I ran an unmoderated user test with usertesting.com with five users. Their task was to go to Buyosphere, a site that implements Facebook Connect, create an account, then log out. Then I asked them a series of questions. All five indicated they had used Facebook to log into sites before.

“When you log out of Buyosphere, do you think it logs you out of Facebook also? Why or why not and how would you tell for sure?” Incorrect answers are red and bold.

  • User 1) “i believe that once i log out of buyosphere, i am also logged out of facebook. once i am logged out i cannot see any more information regarding my account after logging out.”
  • User 2) “I think it does log me out because it gave me connect with Facebook, thus it mean it is not recognizing that I have a Facebook account. I’d tell if I am or not by opening up Facebook in a new tab and seeing if it is automatically logged in or not.”
  • User 3) “No, I told facebook to remember me. I would open my facebook page in a different browser window? I don’t normally tell it to log me out, so that is only a guess.”
  • User 4) “Yes. I do not see a separate window for my facebook site so I would assume that Buyosphere would have set it up to log me out when I’m done on their site. I think I can check to see if I’m logged out by opening facebook and seeing if the login boxes come up or if it takes me straight to my FB page. I will try it right now….I was wrong it didn’t log me out. I am surprised by that. That makes the process of logging off take longer if I have to log out of this site and then go to FB to log out of that site separately.”
  • User 5) “I don’t think it would log me out. I have used other sites through facebook and usually the log in and log outs are separate. I can tell for sure by checking my facebook page which I just did and I am logged in.”
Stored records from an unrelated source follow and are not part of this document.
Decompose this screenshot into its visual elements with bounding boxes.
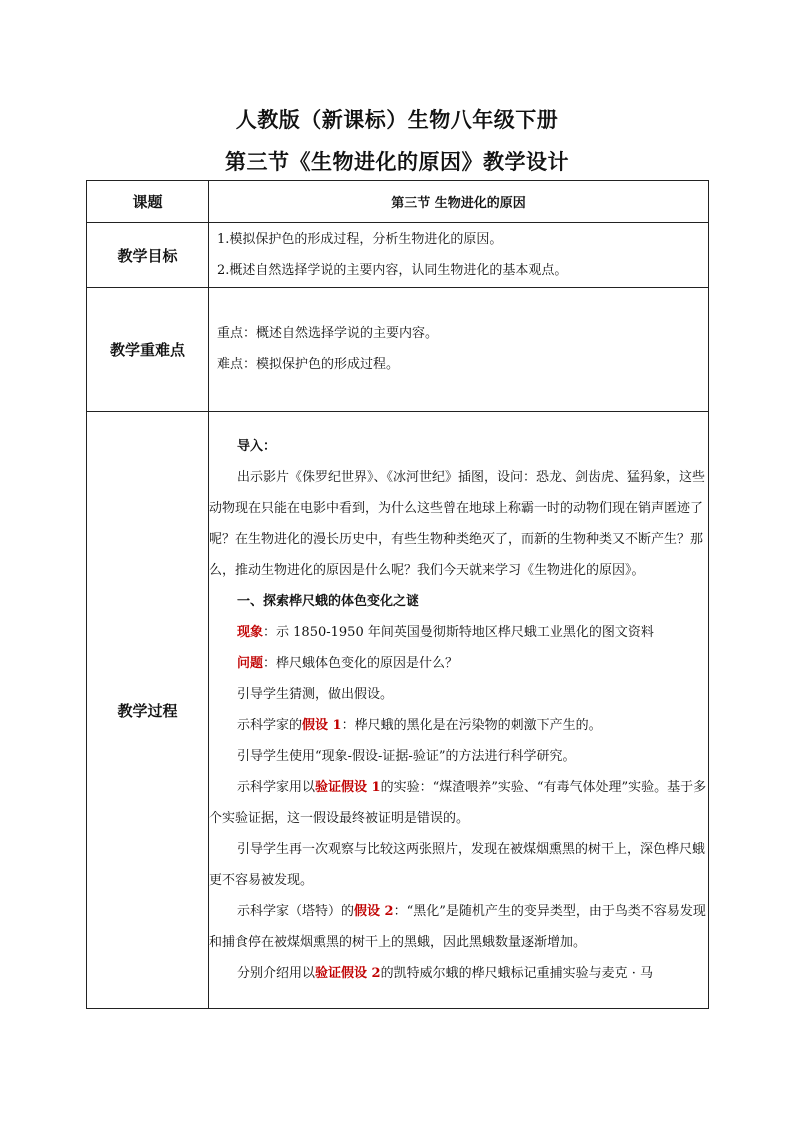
verify2-paragraph: [209, 958, 708, 989]
section-heading: 一、探索桦尺蛾的体色变化之谜: [237, 594, 420, 609]
verify1-label: 验证假设 1: [315, 780, 381, 795]
phenomenon-paragraph: [209, 617, 708, 648]
document-title: 人教版（新课标）生物八年级下册: [235, 107, 559, 132]
hypothesis1-paragraph: [209, 710, 708, 741]
lesson-plan-table: [86, 180, 709, 1009]
table-row-key-points: [87, 288, 709, 412]
verify2-prefix: 分别介绍用以: [237, 966, 316, 981]
table-row-process: [87, 412, 709, 1009]
verify1-prefix: 示科学家用以: [237, 780, 316, 795]
topic-value: 第三节 生物进化的原因: [209, 181, 709, 223]
document-subtitle: 第三节《生物进化的原因》教学设计: [225, 149, 569, 174]
hypothesis2-paragraph: [209, 896, 708, 958]
hypothesis1-prefix: 示科学家的: [237, 718, 303, 733]
goals-content: [209, 223, 709, 288]
table-row-topic: [87, 181, 709, 223]
key-points-content: [209, 288, 709, 412]
difficult-point-item: 难点：模拟保护色的形成过程。: [217, 357, 400, 372]
topic-label: 课题: [87, 181, 209, 223]
verify1-paragraph: [209, 772, 708, 834]
hypothesis2-text: ：“黑化”是随机产生的变异类型，由于鸟类不容易发现和捕食停在被煤烟熏黑的树干上的黑蛾，因此黑蛾数量逐渐增加。: [209, 904, 706, 950]
hypothesis1-text: ：桦尺蛾的黑化是在污染物的刺激下产生的。: [341, 718, 602, 733]
process-label: 教学过程: [87, 412, 209, 1009]
hypothesis2-label: 假设 2: [354, 904, 394, 919]
method-paragraph: 引导学生使用“现象-假设-证据-验证”的方法进行科学研究。: [237, 749, 576, 764]
goal-item: 2.概述自然选择学说的主要内容，认同生物进化的基本观点。: [217, 262, 568, 278]
phenomenon-text: ：示 1850-1950 年间英国曼彻斯特地区桦尺蛾工业黑化的图文资料: [263, 625, 654, 640]
verify2-label: 验证假设 2: [315, 966, 381, 981]
table-row-goals: [87, 223, 709, 288]
key-points-label: 教学重难点: [87, 288, 209, 412]
hypothesis2-prefix: 示科学家（塔特）的: [237, 904, 355, 919]
hypothesis1-label: 假设 1: [302, 718, 342, 733]
process-content: [209, 412, 709, 1009]
verify2-text: 的凯特威尔蛾的桦尺蛾标记重捕实验与麦克 · 马: [380, 966, 653, 981]
key-point-item: 重点：概述自然选择学说的主要内容。: [217, 326, 439, 341]
phenomenon-label: 现象: [237, 625, 264, 640]
question-label: 问题: [237, 656, 264, 671]
intro-heading: 导入：: [237, 439, 277, 454]
observe-paragraph: 引导学生再一次观察与比较这两张照片，发现在被煤烟熏黑的树干上，深色桦尺蛾更不容易被发现。: [209, 842, 706, 888]
question-text: ：桦尺蛾体色变化的原因是什么？: [263, 656, 459, 671]
goal-item: 1.模拟保护色的形成过程，分析生物进化的原因。: [217, 231, 503, 247]
intro-paragraph: 出示影片《侏罗纪世界》、《冰河世纪》插图，设问：恐龙、剑齿虎、猛犸象，这些动物现在只能在电影中看到，为什么这些曾在地球上称霸一时的动物们现在销声匿迹了呢？在生物进化的漫长历史中，有些生物种类绝灭了，而新的生物种类又不断产生？那么，推动生物进化的原因是什么呢？我们今天就来学习《生物进化的原因》。: [209, 470, 706, 578]
question-paragraph: [209, 648, 708, 679]
verify1-text: 的实验：“煤渣喂养”实验、“有毒气体处理”实验。基于多个实验证据，这一假设最终被证明是错误的。: [209, 780, 707, 826]
goals-label: 教学目标: [87, 223, 209, 288]
guide-paragraph: 引导学生猜测，做出假设。: [237, 687, 394, 702]
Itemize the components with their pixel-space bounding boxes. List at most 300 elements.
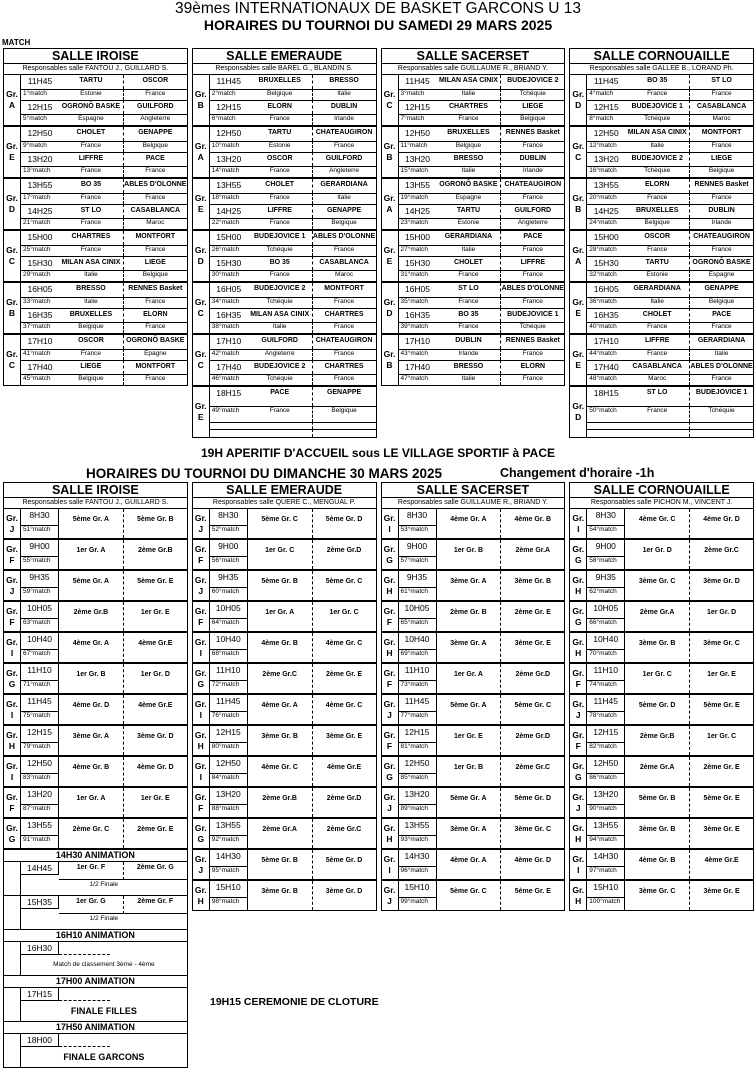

The goal of this research was to determine if users had a mental model that would allow them to correctly log out of a single sign-on system in places where there are security concerns like a shared computer or public terminal. The answer is no. Disclaimer: Do not be tempted to extrapolate that this means 60% of people would get this question wrong. This is qualitative research, not quantitative and should not be regarded as having statistical significance.

The last little gut-wrenching nugget comes from the last 20 seconds of one test. Watch and weep.

You caught it, right? She believes she could use her Facebook user and password to log into this site. *sigh* It’s horrifying how easily a bad actor could build a honeypot to collect Facebook credentials.

In addition to confusion over when/where/how to log-in and log-out, we know that sites have big percentages of users with multiple accounts. This video clearly illustrates how that can happen.

What are sites to do? I don’t think there is a good answer. As much as your business case allows, use only one identity provider. If you’re using Facebook Connect, don’t have a standard log-in. Too often, two log-in systems are less than the sum of their parts. LukeW’s article details experiments to mitigate these problems. Some of them have security concerns that wouldn’t fly with many sites. I’m not confident any of them work massively better than only supporting one way of logging in. However, many site will feel it necessary to have a standard log-in plus Facebook Connect. Clearly more thinking and testing needs to be done in this direction.

Of course, my biased view is that we can build better solutions for single sign-on.